Here are some interesting conjectures I would like to prove. For all positive integers $a=bc,m,n$ the following expressions are integers:
$$c\sum_{k=1}^{am}k\left\{\frac{kbn}{am}\right\}$$
$$\frac{1}{c}\sum_{k=1}^{bm}k\left\{\frac{kan}{bm}\right\}$$
where $\{x\}=x-\lfloor x\rfloor$ denotes the fractional part operator.
Can anyone prove these?
The statement is not true as long as the following code is valid for small $b,c,m,n$ (arithmetic errors, etc.):
pastebin c++ code
It outputs lots of counter-examples for both formulas.
Though your original formula (multiples of $6$) from your deleted question, seems to be true.

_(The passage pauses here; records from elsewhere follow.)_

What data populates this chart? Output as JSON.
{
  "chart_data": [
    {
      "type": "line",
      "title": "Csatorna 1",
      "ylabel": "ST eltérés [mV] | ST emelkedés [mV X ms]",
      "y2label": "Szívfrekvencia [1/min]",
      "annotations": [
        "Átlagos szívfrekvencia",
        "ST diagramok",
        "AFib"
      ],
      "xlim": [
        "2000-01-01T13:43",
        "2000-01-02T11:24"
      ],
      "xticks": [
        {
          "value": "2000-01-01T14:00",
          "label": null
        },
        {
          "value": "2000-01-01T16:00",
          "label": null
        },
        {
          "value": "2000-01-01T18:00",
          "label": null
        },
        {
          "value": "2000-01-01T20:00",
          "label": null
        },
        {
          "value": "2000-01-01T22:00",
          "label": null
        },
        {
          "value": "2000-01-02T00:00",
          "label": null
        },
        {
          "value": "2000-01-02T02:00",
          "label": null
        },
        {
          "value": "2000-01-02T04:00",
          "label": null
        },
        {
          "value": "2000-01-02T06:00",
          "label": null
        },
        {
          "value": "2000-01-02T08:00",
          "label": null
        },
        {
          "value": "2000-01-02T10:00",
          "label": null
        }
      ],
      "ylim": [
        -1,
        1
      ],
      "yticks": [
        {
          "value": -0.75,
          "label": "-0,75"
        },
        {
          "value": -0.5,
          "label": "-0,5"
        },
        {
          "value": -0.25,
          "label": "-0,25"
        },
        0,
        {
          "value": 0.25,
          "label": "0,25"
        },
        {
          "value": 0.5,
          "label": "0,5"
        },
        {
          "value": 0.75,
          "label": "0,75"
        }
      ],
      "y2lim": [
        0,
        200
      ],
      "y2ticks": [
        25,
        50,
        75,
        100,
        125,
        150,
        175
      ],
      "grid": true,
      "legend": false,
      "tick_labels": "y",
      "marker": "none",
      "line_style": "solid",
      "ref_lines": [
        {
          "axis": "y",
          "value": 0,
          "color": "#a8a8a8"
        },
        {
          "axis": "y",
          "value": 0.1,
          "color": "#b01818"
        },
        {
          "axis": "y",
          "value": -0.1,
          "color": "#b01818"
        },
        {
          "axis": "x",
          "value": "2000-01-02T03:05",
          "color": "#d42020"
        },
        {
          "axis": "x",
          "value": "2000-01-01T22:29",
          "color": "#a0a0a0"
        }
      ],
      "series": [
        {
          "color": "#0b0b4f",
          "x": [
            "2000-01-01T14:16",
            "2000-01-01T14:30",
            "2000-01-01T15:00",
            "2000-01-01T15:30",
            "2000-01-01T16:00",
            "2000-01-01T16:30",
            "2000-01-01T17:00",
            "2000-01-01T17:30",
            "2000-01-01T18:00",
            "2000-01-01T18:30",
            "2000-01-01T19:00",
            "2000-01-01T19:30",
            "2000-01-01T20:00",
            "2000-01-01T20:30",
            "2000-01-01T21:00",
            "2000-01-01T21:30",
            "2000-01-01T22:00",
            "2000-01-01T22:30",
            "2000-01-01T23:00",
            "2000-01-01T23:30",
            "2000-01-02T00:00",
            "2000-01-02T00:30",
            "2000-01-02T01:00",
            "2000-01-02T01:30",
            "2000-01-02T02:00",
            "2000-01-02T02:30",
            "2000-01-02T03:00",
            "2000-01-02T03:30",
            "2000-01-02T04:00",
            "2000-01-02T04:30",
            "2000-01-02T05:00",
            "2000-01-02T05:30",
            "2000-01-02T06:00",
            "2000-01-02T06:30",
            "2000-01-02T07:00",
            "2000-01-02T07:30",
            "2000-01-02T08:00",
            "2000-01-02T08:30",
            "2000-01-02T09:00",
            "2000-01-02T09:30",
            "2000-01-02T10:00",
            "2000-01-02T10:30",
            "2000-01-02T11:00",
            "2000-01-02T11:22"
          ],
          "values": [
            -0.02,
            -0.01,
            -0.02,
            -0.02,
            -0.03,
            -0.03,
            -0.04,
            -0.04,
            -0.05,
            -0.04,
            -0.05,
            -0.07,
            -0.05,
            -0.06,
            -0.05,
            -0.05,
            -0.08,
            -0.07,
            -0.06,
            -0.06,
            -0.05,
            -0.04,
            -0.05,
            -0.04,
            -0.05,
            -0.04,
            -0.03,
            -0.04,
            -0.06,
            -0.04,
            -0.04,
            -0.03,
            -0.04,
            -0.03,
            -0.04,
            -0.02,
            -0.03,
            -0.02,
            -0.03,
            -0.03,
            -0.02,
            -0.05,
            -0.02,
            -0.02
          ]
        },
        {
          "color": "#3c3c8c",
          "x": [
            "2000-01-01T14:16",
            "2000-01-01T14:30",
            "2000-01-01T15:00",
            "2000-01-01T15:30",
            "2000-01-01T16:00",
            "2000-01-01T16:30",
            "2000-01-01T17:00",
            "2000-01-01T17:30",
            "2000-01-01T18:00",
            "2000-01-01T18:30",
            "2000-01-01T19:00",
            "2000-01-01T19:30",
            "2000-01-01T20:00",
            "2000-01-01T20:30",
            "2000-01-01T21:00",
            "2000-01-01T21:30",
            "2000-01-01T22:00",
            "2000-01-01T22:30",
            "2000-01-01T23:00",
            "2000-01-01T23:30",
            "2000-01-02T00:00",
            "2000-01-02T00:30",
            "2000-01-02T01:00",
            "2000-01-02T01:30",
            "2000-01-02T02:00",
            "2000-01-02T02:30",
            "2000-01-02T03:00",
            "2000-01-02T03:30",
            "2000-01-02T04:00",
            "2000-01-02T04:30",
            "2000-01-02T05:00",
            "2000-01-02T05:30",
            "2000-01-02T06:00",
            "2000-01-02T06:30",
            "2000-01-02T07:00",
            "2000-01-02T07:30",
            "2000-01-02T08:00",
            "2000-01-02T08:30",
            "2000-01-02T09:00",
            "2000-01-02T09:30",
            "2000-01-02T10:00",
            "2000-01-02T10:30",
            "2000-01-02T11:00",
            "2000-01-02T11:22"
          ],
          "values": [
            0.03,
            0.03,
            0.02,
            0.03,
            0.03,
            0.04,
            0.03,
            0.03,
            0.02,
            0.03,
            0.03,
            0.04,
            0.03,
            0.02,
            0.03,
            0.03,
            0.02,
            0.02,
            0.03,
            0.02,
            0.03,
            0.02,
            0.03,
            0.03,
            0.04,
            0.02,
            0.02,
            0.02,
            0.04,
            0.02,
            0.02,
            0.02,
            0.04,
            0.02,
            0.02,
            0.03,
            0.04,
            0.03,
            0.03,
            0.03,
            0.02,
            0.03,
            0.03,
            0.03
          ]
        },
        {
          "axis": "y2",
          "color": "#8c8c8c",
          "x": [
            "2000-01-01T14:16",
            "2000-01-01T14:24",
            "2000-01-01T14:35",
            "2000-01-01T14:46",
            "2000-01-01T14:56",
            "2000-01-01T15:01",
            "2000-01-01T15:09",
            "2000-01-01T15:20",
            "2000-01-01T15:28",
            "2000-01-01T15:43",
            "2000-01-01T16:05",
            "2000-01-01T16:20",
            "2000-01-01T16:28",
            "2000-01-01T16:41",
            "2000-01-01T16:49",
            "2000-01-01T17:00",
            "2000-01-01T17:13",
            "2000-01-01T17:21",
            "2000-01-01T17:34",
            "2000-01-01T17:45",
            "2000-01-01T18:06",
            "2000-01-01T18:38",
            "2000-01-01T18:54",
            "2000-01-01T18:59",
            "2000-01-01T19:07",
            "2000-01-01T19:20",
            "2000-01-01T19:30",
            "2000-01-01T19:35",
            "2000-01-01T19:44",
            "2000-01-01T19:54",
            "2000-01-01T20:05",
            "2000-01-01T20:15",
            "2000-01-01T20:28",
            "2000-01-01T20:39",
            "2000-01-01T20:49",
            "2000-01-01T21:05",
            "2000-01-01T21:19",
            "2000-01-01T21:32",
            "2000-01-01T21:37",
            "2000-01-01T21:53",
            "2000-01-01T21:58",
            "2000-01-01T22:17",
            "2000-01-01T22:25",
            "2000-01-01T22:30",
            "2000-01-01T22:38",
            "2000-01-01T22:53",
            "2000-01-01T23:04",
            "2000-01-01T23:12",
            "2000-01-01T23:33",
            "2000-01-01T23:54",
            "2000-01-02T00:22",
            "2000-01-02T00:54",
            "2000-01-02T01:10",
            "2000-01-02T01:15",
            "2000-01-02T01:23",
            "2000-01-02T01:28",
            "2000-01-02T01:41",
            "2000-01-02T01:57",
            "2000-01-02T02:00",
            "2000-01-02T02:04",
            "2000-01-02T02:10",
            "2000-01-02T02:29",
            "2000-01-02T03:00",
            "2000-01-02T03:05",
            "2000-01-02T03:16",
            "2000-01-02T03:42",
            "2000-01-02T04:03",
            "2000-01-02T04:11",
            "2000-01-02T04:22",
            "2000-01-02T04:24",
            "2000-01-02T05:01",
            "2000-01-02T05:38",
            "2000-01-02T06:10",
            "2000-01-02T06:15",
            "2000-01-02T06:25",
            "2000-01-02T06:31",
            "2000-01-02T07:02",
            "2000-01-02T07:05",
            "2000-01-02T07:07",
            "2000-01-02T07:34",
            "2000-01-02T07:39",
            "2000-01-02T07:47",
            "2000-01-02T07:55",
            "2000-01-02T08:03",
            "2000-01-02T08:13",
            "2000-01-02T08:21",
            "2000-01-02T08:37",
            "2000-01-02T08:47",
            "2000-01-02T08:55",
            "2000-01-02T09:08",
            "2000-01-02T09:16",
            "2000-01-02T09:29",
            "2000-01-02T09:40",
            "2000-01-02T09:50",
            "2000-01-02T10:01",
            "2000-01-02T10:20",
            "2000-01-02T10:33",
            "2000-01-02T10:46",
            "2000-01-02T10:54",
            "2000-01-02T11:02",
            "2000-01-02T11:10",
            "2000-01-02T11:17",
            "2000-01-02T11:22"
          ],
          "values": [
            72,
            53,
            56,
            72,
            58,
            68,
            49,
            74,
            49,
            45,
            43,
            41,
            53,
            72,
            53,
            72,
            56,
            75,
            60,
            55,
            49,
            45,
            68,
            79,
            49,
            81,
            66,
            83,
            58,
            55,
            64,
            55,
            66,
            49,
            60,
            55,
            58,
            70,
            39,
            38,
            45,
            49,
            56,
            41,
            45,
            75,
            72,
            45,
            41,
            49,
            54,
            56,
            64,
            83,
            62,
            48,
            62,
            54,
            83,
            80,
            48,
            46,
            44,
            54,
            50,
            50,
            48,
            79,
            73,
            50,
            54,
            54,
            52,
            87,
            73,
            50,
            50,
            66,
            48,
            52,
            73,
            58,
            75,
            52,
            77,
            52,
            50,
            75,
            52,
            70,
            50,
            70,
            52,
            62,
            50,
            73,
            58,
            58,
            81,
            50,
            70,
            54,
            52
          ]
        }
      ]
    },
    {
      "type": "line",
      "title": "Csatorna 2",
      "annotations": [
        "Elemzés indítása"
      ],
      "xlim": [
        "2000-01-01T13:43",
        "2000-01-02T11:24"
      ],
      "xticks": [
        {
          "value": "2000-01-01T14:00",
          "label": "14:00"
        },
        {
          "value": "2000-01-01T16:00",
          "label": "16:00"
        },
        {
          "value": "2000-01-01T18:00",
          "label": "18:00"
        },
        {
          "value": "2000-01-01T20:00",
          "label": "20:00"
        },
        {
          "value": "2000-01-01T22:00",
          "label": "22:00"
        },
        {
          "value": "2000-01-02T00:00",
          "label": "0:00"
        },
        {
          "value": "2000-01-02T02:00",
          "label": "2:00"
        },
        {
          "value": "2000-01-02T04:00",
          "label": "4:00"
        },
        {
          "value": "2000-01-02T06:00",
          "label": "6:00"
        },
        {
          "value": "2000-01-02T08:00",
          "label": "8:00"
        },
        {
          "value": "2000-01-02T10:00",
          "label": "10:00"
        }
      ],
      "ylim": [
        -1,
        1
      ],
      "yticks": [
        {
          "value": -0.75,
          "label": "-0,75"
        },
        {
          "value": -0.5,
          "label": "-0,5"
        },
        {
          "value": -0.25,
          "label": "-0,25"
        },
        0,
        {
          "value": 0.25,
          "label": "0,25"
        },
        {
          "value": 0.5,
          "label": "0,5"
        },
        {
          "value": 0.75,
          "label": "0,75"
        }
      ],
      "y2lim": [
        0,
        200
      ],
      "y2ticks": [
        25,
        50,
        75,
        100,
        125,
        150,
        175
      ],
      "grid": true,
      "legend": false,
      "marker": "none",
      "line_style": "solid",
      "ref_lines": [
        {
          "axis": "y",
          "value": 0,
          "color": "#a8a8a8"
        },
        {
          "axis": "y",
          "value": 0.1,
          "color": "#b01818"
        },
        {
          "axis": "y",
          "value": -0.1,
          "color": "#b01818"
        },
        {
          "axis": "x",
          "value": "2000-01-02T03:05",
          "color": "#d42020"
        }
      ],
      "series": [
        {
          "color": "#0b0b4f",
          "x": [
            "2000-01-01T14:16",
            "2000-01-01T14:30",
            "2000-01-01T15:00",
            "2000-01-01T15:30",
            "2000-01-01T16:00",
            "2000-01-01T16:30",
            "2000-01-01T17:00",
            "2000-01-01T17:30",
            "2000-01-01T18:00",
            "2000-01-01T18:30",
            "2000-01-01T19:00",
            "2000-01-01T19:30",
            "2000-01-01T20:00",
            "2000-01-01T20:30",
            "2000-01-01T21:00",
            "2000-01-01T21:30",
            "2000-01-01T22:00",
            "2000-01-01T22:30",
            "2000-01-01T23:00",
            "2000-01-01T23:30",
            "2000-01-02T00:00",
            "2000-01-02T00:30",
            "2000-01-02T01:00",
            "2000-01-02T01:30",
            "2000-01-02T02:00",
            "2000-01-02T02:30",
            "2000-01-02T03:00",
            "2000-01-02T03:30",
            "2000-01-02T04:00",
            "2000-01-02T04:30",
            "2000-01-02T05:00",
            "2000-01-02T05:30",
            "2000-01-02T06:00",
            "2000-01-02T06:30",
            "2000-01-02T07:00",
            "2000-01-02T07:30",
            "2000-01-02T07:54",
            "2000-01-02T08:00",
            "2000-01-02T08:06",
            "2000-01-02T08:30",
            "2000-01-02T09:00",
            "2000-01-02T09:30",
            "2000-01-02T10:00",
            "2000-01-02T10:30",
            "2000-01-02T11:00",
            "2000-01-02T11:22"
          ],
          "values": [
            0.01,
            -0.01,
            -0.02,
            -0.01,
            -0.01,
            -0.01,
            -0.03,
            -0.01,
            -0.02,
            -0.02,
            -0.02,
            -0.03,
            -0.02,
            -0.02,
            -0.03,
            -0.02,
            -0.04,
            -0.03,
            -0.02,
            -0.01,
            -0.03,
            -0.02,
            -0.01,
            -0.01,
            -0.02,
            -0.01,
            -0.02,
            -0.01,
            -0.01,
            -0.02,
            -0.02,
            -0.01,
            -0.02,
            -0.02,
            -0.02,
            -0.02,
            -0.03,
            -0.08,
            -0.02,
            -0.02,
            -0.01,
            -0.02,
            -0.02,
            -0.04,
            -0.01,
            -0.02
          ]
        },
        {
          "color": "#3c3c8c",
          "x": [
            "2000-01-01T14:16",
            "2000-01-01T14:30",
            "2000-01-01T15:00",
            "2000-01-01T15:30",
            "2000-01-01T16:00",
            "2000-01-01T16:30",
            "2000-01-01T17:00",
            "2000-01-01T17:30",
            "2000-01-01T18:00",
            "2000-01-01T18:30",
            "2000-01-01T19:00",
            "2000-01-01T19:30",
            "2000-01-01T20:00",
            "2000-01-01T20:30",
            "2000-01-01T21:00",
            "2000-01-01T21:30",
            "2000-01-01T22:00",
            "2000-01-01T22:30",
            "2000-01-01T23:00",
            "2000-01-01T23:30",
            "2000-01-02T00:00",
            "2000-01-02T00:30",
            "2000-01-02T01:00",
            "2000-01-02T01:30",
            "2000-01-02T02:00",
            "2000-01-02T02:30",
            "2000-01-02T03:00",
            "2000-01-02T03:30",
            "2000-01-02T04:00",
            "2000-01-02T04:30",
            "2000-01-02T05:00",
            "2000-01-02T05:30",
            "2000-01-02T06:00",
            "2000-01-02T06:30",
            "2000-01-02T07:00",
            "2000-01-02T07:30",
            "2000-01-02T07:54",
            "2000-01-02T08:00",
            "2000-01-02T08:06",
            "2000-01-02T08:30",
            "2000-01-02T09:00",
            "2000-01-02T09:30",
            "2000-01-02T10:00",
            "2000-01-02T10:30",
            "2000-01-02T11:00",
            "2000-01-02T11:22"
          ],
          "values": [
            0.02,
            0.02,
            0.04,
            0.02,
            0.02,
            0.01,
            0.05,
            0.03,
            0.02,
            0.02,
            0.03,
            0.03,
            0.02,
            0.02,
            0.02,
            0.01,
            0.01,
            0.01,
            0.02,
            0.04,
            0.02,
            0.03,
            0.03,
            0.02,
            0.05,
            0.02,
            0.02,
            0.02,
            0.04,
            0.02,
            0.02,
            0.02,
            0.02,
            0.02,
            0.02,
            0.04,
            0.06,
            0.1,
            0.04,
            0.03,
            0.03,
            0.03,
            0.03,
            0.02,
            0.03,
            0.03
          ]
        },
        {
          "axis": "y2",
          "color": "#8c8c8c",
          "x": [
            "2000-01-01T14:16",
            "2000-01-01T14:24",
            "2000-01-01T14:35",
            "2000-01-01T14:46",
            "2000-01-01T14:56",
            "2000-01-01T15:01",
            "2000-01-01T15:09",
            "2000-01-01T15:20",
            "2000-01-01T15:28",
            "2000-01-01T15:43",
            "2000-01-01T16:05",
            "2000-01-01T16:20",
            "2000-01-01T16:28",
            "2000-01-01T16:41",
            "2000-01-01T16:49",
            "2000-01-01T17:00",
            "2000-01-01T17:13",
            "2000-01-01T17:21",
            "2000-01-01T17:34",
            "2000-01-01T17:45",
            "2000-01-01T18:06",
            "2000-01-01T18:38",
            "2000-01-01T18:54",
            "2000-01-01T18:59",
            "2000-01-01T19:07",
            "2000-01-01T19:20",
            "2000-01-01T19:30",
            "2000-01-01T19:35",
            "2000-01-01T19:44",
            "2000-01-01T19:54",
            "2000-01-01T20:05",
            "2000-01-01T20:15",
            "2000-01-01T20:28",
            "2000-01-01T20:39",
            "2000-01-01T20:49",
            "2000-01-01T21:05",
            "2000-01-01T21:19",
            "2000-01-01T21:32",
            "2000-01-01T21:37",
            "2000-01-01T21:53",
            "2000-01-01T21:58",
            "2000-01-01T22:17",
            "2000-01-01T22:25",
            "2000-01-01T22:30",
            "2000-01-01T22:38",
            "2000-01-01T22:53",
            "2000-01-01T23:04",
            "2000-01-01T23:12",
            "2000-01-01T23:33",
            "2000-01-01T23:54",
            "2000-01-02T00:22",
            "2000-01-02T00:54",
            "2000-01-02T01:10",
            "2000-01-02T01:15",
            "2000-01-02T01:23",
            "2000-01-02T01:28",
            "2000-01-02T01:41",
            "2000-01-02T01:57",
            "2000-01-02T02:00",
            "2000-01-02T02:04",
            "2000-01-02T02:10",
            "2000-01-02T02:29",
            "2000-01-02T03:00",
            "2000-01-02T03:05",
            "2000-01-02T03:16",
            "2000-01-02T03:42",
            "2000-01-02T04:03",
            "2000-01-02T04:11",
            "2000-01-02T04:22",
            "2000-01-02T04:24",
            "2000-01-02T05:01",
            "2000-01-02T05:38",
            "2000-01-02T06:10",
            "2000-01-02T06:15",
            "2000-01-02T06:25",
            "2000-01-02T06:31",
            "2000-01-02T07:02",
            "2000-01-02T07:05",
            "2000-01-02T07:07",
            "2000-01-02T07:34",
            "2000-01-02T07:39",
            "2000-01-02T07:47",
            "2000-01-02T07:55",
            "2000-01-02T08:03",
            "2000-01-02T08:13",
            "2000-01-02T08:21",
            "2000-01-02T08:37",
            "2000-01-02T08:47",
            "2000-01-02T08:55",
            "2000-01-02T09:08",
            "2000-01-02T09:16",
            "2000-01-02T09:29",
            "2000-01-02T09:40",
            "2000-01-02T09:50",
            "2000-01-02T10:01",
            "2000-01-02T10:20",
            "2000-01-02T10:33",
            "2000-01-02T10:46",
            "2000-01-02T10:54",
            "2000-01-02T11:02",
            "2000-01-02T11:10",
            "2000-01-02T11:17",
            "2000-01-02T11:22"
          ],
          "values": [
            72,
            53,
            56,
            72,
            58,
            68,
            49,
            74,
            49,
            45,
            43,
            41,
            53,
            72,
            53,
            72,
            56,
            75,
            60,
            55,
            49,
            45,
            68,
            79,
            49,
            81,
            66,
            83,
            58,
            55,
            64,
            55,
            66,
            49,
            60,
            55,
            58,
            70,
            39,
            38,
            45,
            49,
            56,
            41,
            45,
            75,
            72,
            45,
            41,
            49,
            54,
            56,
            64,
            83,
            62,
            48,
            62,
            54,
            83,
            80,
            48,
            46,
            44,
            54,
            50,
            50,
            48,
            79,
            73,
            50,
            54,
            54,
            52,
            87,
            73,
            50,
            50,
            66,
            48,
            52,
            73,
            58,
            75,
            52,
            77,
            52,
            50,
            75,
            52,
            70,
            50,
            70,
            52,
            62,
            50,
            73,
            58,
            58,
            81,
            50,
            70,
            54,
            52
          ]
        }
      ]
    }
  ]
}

First counter example of formula one (according to code) is $(b,c,m,n) = (1,1,2,1)$. On paper we have: $$ c\sum_{k=1}^{am}k\left\{\frac{kbn}{am}\right\} = \\ 1\cdot \sum_{k=1}^2 (k \cdot \left\{\frac{k}{2}\right\}) = \\ 1\cdot \{\frac{1}{2}\} + 2\cdot\{\frac{2}{2}\} = \\ \frac{1}{2} $$ There's a counterexample, QED.